Verse 2-3. (The following extract is from the writings of a godly monk who applies the language of the Psalm to the persecutions of his time. He wrote at Rome during the period of the Reformation, and was evidently a favourer of the gospel.) At this day what river is there, what brook, in this our afflicted Europe, (if it is still ours) that we have not seen flowing with the blood of Christians? And that too shed by the swords and spears of Christians? Wherefore there is made a great wailing in Israel; and the princes and elders mourn; the young men and virgins are become weak, and the beauty of the women is changed. Why? The holy place itself is desolate as a wilderness. Hast thou ever seen so dire a spectacle? They have piled up in heaps the dead bodies of thy servants to be devoured by birds: the unburied remains of thy saints, I say, they have given to the beasts of the earth. What greater cruelty could ever be committed? So great was the effusion of human blood at that time, that the rivulets, yea, rather, the rivers round the entire circuit of the city, flowed with it. And thus truly is the form of our most beautiful city laid waste, and its loveliness; and so reduced is it, that not even the men who carry forth dead bodies for burial can be obtained, though pressed with the offer of large rewards; so full of fear and horror were their minds: and this was all the more bitter, because "We are become a reproach to those round about us," and are spoken of in derision by the infidels abroad and by enemies at home. Who is so bold as to endure this and live? How long therefore shall this most bitter disquietude last? Giambattista Folengo. 1490-1559.

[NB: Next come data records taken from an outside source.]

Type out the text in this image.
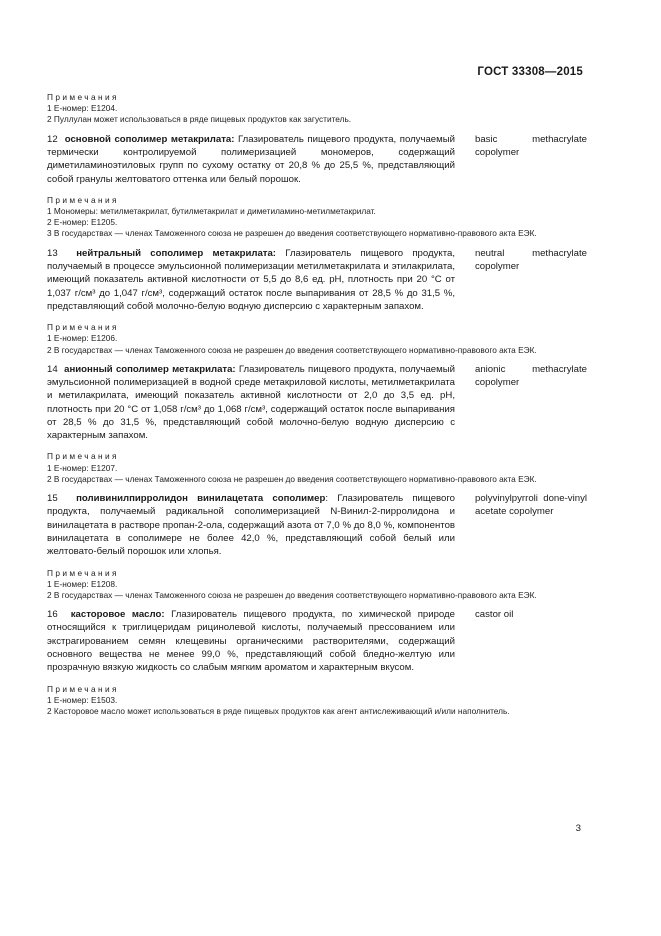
ГОСТ 33308—2015
Примечания
1 Е-номер: Е1204.
2 Пуллулан может использоваться в ряде пищевых продуктов как загуститель.
12 основной сополимер метакрилата: Глазирователь пищевого продукта, получаемый термически контролируемой полимеризацией мономеров, содержащий диметиламиноэтиловых групп по сухому остатку от 20,8 % до 25,5 %, представляющий собой гранулы желтоватого оттенка или белый порошок.
basic methacrylate copolymer
Примечания
1 Мономеры: метилметакрилат, бутилметакрилат и диметиламино-метилметакрилат.
2 Е-номер: Е1205.
3 В государствах — членах Таможенного союза не разрешен до введения соответствующего нормативно-правового акта ЕЭК.
13 нейтральный сополимер метакрилата: Глазирователь пищевого продукта, получаемый в процессе эмульсионной полимеризации метилметакрилата и этилакрилата, имеющий показатель активной кислотности от 5,5 до 8,6 ед. pH, плотность при 20 °С от 1,037 г/см³ до 1,047 г/см³, содержащий остаток после выпаривания от 28,5 % до 31,5 %, представляющий собой молочно-белую водную дисперсию с характерным запахом.
neutral methacrylate copolymer
Примечания
1 Е-номер: Е1206.
2 В государствах — членах Таможенного союза не разрешен до введения соответствующего нормативно-правового акта ЕЭК.
14 анионный сополимер метакрилата: Глазирователь пищевого продукта, получаемый эмульсионной полимеризацией в водной среде метакриловой кислоты, метилметакрилата и метилакрилата, имеющий показатель активной кислотности от 2,0 до 3,5 ед. pH, плотность при 20 °С от 1,058 г/см³ до 1,068 г/см³, содержащий остаток после выпаривания от 28,5 % до 31,5 %, представляющий собой молочно-белую водную дисперсию с характерным запахом.
anionic methacrylate copolymer
Примечания
1 Е-номер: Е1207.
2 В государствах — членах Таможенного союза не разрешен до введения соответствующего нормативно-правового акта ЕЭК.
15 поливинилпирролидон винилацетата сополимер: Глазирователь пищевого продукта, получаемый радикальной сополимеризацией N-Винил-2-пирролидона и винилацетата в растворе пропан-2-ола, содержащий азота от 7,0 % до 8,0 %, компонентов винилацетата в сополимере не более 42,0 %, представляющий собой белый или желтовато-белый порошок или хлопья.
polyvinylpyrroli done-vinyl acetate copolymer
Примечания
1 Е-номер: Е1208.
2 В государствах — членах Таможенного союза не разрешен до введения соответствующего нормативно-правового акта ЕЭК.
16 касторовое масло: Глазирователь пищевого продукта, по химической природе относящийся к триглицеридам рицинолевой кислоты, получаемый прессованием или экстрагированием семян клещевины органическими растворителями, содержащий основного вещества не менее 99,0 %, представляющий собой бледно-желтую или прозрачную вязкую жидкость со слабым мягким ароматом и характерным вкусом.
castor oil
Примечания
1 Е-номер: Е1503.
2 Касторовое масло может использоваться в ряде пищевых продуктов как агент антислеживающий и/или наполнитель.
3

Verse 2. "Dead bodies of thy servants have they given to be meat unto the fowls." With what unconcern are we accustomed to view, on all sides of us, multitudes, "dead in trespasses and sins," torn in pieces, and devoured by wild passions, filthy lusts, and infernal spirits, those dogs and vultures of the moral world! Yet, to a discerning eye, and a thinking mind, the latter is by far the more melancholy sight of the two. George Horne.

Verse 2. "Thy servants." "Thy saints." No temporal wrath, no calamities whatsoever can separate the Lord's children from God's love and estimation of them, nor untie the relation between God and them: for here, albeit their carcases fall, and be devoured by the fowls of heaven and beasts of the earth, yet remain they the Lord's servants and saints under these sufferings. David Dickson.